Chinese Tech Workers Fight Back Against Their AI Clones
Technology companies in China are instructing their employees to train AI agents designed to replace them. A GitHub project called 'Colleague Skill' went viral after it showed how workflows and even personality traits of colleagues could be replicated in AI agents. The tool, which started as a parody, automatically imports chat histories and files from Chinese workplace apps like Lark and DingTalk and creates detailed manuals for automation. Employees report that their supervisors are actively asking them to document their workflows for AI tools like OpenClaw or Claude Code. As a counter-movement, product manager Koki Xu developed an 'anti-distillation' tool that sabotages the creation of useful work instructions by rewriting them into vague, non-actionable language. → Techpresso
Synthszr Take: Chinese tech workers are experiencing the digital equivalent of biological cell division: they have to extract their own DNA so the company can clone them. What makes 'Colleague Skill' so disturbing is not the automation of tasks, but the digitization of personality—including punctuation habits and communication quirks.
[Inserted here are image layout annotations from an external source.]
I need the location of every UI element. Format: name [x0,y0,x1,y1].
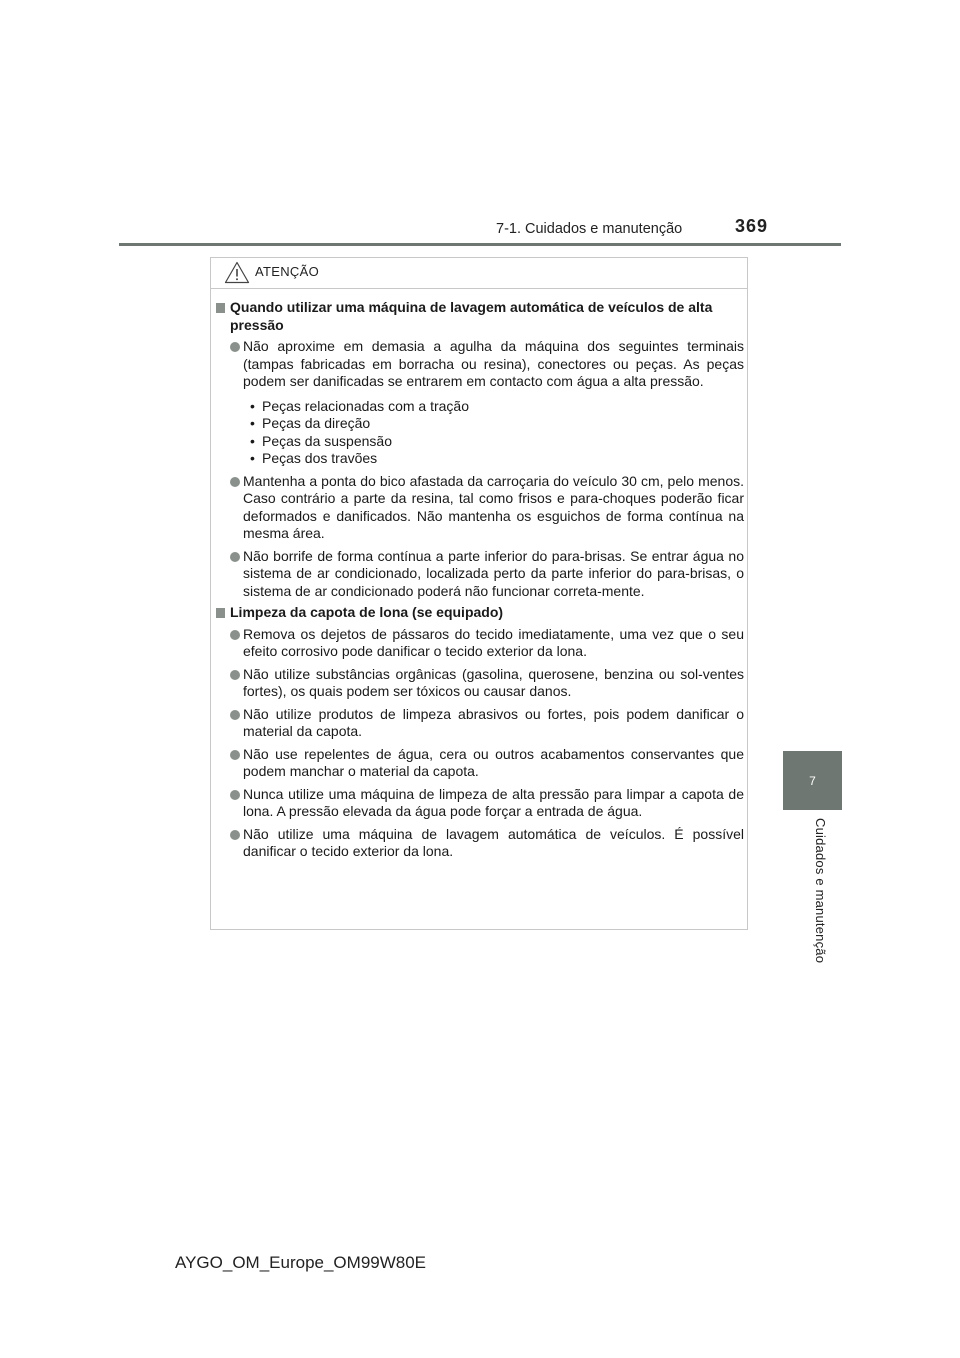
parts-sublist [216,398,744,468]
warning-header [211,258,747,289]
list-item: Mantenha a ponta do bico afastada da carroçaria do veículo 30 cm, pelo menos. Caso contrário a parte da resina, tal como frisos e para-choques poderão ficar deformados e danificados. Não mantenha os esguichos de forma contínua na mesma área. [216,473,744,543]
warning-title: ATENÇÃO [255,264,319,279]
sublist-item: • Peças relacionadas com a tração [250,398,744,416]
header-rule [119,243,841,246]
section-title: 7-1. Cuidados e manutenção [496,221,683,237]
section-heading-high-pressure: Quando utilizar uma máquina de lavagem automática de veículos de alta pressão [216,299,744,334]
list-item: Nunca utilize uma máquina de limpeza de alta pressão para limpar a capota de lona. A pressão elevada da água pode forçar a entrada de água. [216,786,744,821]
round-bullet-icon [230,710,240,720]
round-bullet-icon [230,790,240,800]
round-bullet-icon [230,750,240,760]
document-code: AYGO_OM_Europe_OM99W80E [175,1253,427,1272]
square-bullet-icon [216,303,225,313]
round-bullet-icon [230,670,240,680]
round-bullet-icon [230,830,240,840]
list-item: Remova os dejetos de pássaros do tecido imediatamente, uma vez que o seu efeito corrosivo pode danificar o tecido exterior da lona. [216,626,744,661]
round-bullet-icon [230,477,240,487]
warning-triangle-icon [224,261,250,284]
list-item: Não use repelentes de água, cera ou outros acabamentos conservantes que podem manchar o material da capota. [216,746,744,781]
list-item: Não utilize produtos de limpeza abrasivos ou fortes, pois podem danificar o material da capota. [216,706,744,741]
sublist-item: • Peças da direção [250,415,744,433]
list-item: Não utilize substâncias orgânicas (gasolina, querosene, benzina ou sol-ventes fortes), os quais podem ser tóxicos ou causar danos. [216,666,744,701]
chapter-number: 7 [809,773,816,788]
list-item: Não utilize uma máquina de lavagem automática de veículos. É possível danificar o tecido exterior da lona. [216,826,744,861]
sublist-item: • Peças dos travões [250,450,744,468]
square-bullet-icon [216,608,225,618]
page-number: 369 [735,216,769,236]
chapter-title-vertical: Cuidados e manutenção [813,818,828,964]
warning-box [210,257,748,930]
list-item: Não aproxime em demasia a agulha da máquina dos seguintes terminais (tampas fabricadas em borracha ou resina), conectores ou peças. As peças podem ser danificadas se entrarem em contacto com água a alta pressão. • Peças relacionadas com a tração • Peças da direção • Peças da suspensão • Peças dos travões [216,338,744,468]
warning-content [216,299,744,866]
list-item: Não borrife de forma contínua a parte inferior do para-brisas. Se entrar água no sistema de ar condicionado, localizada perto da parte inferior do para-brisas, o sistema de ar condicionado poderá não funcionar correta-mente. [216,548,744,601]
section-heading-soft-top: Limpeza da capota de lona (se equipado) [216,604,744,622]
round-bullet-icon [230,552,240,562]
round-bullet-icon [230,342,240,352]
round-bullet-icon [230,630,240,640]
chapter-tab [783,751,842,810]
sublist-item: • Peças da suspensão [250,433,744,451]
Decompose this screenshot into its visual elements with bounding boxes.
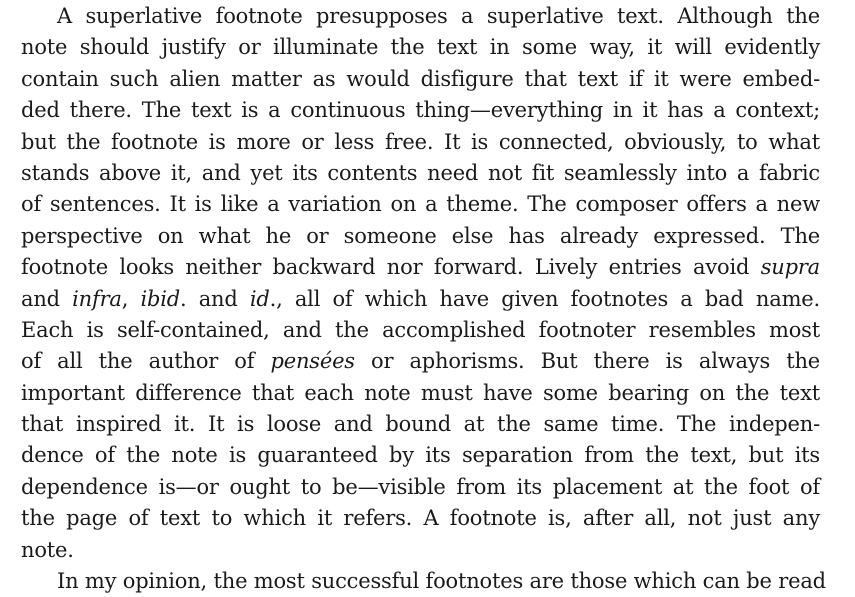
text-run: footnote looks neither backward nor forward. Lively entries avoid: [21, 255, 761, 280]
text-line: contain such alien matter as would disfigure that text if it were embed-: [21, 66, 820, 91]
text-line: [21, 346, 820, 377]
text-line: stands above it, and yet its contents need not fit seamlessly into a fabric: [21, 160, 820, 185]
text-run: . and: [180, 286, 250, 311]
text-line: dence of the note is guaranteed by its separation from the text, but its: [21, 443, 820, 468]
text-run: and: [21, 286, 73, 311]
text-run: ., all of which have given footnotes a bad name.: [269, 286, 820, 311]
text-line: dependence is—or ought to be—visible from its placement at the foot of: [21, 474, 820, 499]
text-run: or aphorisms. But there is always the: [354, 349, 820, 374]
text-line: note.: [21, 537, 74, 562]
text-line: of sentences. It is like a variation on a theme. The composer offers a new: [21, 192, 820, 217]
text-line: ded there. The text is a continuous thing—everything in it has a context;: [21, 98, 820, 123]
text-line: note should justify or illuminate the text in some way, it will evidently: [21, 35, 820, 60]
text-line: that inspired it. It is loose and bound at the same time. The indepen-: [21, 412, 820, 437]
text-line: A superlative footnote presupposes a superlative text. Although the: [57, 4, 820, 28]
next-paragraph-partial-line: In my opinion, the most successful footnotes are those which can be read: [57, 569, 826, 594]
text-line: the page of text to which it refers. A footnote is, after all, not just any: [21, 506, 820, 531]
text-line: [21, 284, 820, 315]
body-paragraph: [21, 1, 820, 566]
text-line: perspective on what he or someone else has already expressed. The: [21, 223, 820, 248]
text-line: Each is self-contained, and the accomplished footnoter resembles most: [21, 317, 820, 342]
italic-term-infra: infra: [72, 286, 122, 311]
italic-term-id: id: [249, 286, 270, 311]
document-page: [21, 0, 826, 594]
text-line: important difference that each note must have some bearing on the text: [21, 380, 820, 405]
italic-term-pensees: pensées: [270, 349, 355, 374]
text-line: [21, 252, 820, 283]
italic-term-ibid: ibid: [140, 286, 180, 311]
text-line: but the footnote is more or less free. It is connected, obviously, to what: [21, 129, 820, 154]
text-run: of all the author of: [21, 349, 271, 374]
italic-term-supra: supra: [760, 255, 820, 280]
text-run: ,: [121, 286, 141, 311]
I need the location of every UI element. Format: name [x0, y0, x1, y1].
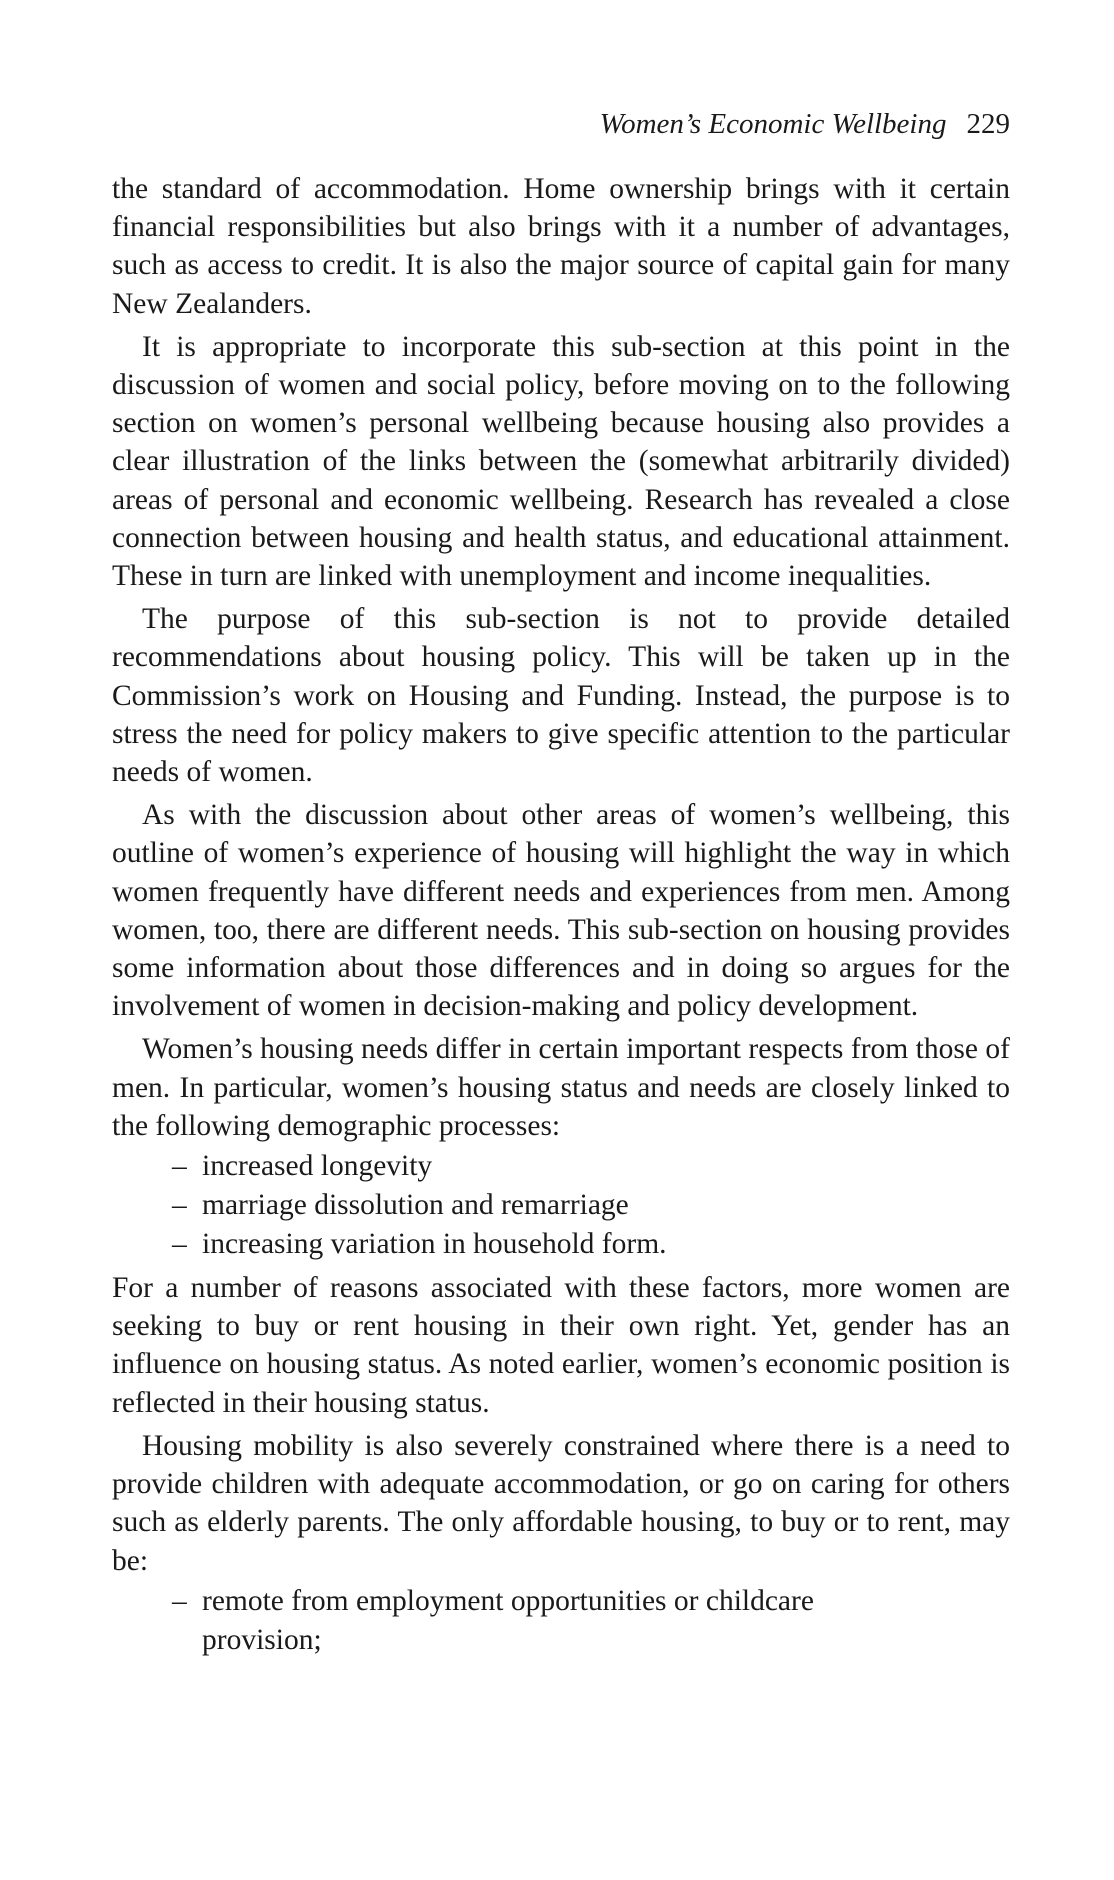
list-dash: –: [172, 1584, 187, 1617]
running-head: [600, 106, 1010, 142]
list-dash: –: [172, 1228, 187, 1261]
page-number: 229: [966, 108, 1010, 140]
body-text: [112, 170, 1010, 1660]
paragraph-4: As with the discussion about other areas of women’s wellbeing, this outline of women’s experience of housing will highlight the way in which women frequently have different needs and experiences from men. Among women, too, there are different needs. This sub-section on housing provides some information about those differences and in doing so argues for the involvement of women in decision-making and policy development.: [112, 799, 1010, 1023]
paragraph-6: For a number of reasons associated with these factors, more women are seeking to buy or rent housing in their own right. Yet, gender has an influence on housing status. As noted earlier, women’s economic position is reflected in their housing status.: [112, 1272, 1010, 1419]
list-dash: –: [172, 1189, 187, 1222]
paragraph-3: The purpose of this sub-section is not to provide detailed recommendations about housing policy. This will be taken up in the Commission’s work on Housing and Funding. Instead, the purpose is to stress the need for policy makers to give specific attention to the particular needs of women.: [112, 603, 1010, 789]
list-item-text: increasing variation in household form.: [202, 1228, 667, 1261]
demographic-processes-list: [112, 1147, 1010, 1264]
list-item-text: marriage dissolution and remarriage: [202, 1189, 629, 1222]
paragraph-5: Women’s housing needs differ in certain important respects from those of men. In particular, women’s housing status and needs are closely linked to the following demographic processes:: [112, 1033, 1010, 1142]
list-item-text: remote from employment opportunities or childcare provision;: [202, 1584, 814, 1656]
housing-constraints-list: [112, 1582, 892, 1660]
running-title: Women’s Economic Wellbeing: [599, 108, 947, 140]
paragraph-7: Housing mobility is also severely constrained where there is a need to provide children with adequate accommodation, or go on caring for others such as elderly parents. The only affordable housing, to buy or to rent, may be:: [112, 1429, 1010, 1577]
list-item: [172, 1186, 1010, 1225]
list-item: [172, 1147, 1010, 1186]
paragraph-2: It is appropriate to incorporate this sub-section at this point in the discussion of women and social policy, before moving on to the following section on women’s personal wellbeing because housing also provides a clear illustration of the links between the (somewhat arbitrarily divided) areas of personal and economic wellbeing. Research has revealed a close connection between housing and health status, and educational attainment. These in turn are linked with unemployment and income inequalities.: [112, 330, 1010, 593]
list-item: [172, 1225, 1010, 1264]
list-item: [172, 1582, 892, 1660]
paragraph-1: the standard of accommodation. Home ownership brings with it certain financial responsibilities but also brings with it a number of advantages, such as access to credit. It is also the major source of capital gain for many New Zealanders.: [112, 173, 1010, 320]
list-dash: –: [172, 1150, 187, 1183]
list-item-text: increased longevity: [202, 1150, 433, 1183]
The sabotage tools are more than technical resistance; they are an attempt to protect one's professional identity from commodification. Historically, this is reminiscent of the Luddites, except that today's machine-smashers are more subtle: instead of destroying looms, they feed the algorithms with meaningless noise. The real question is not whether AI agents will replace jobs, but whether companies understand that they stand to lose more than just their employees' quirks in the process.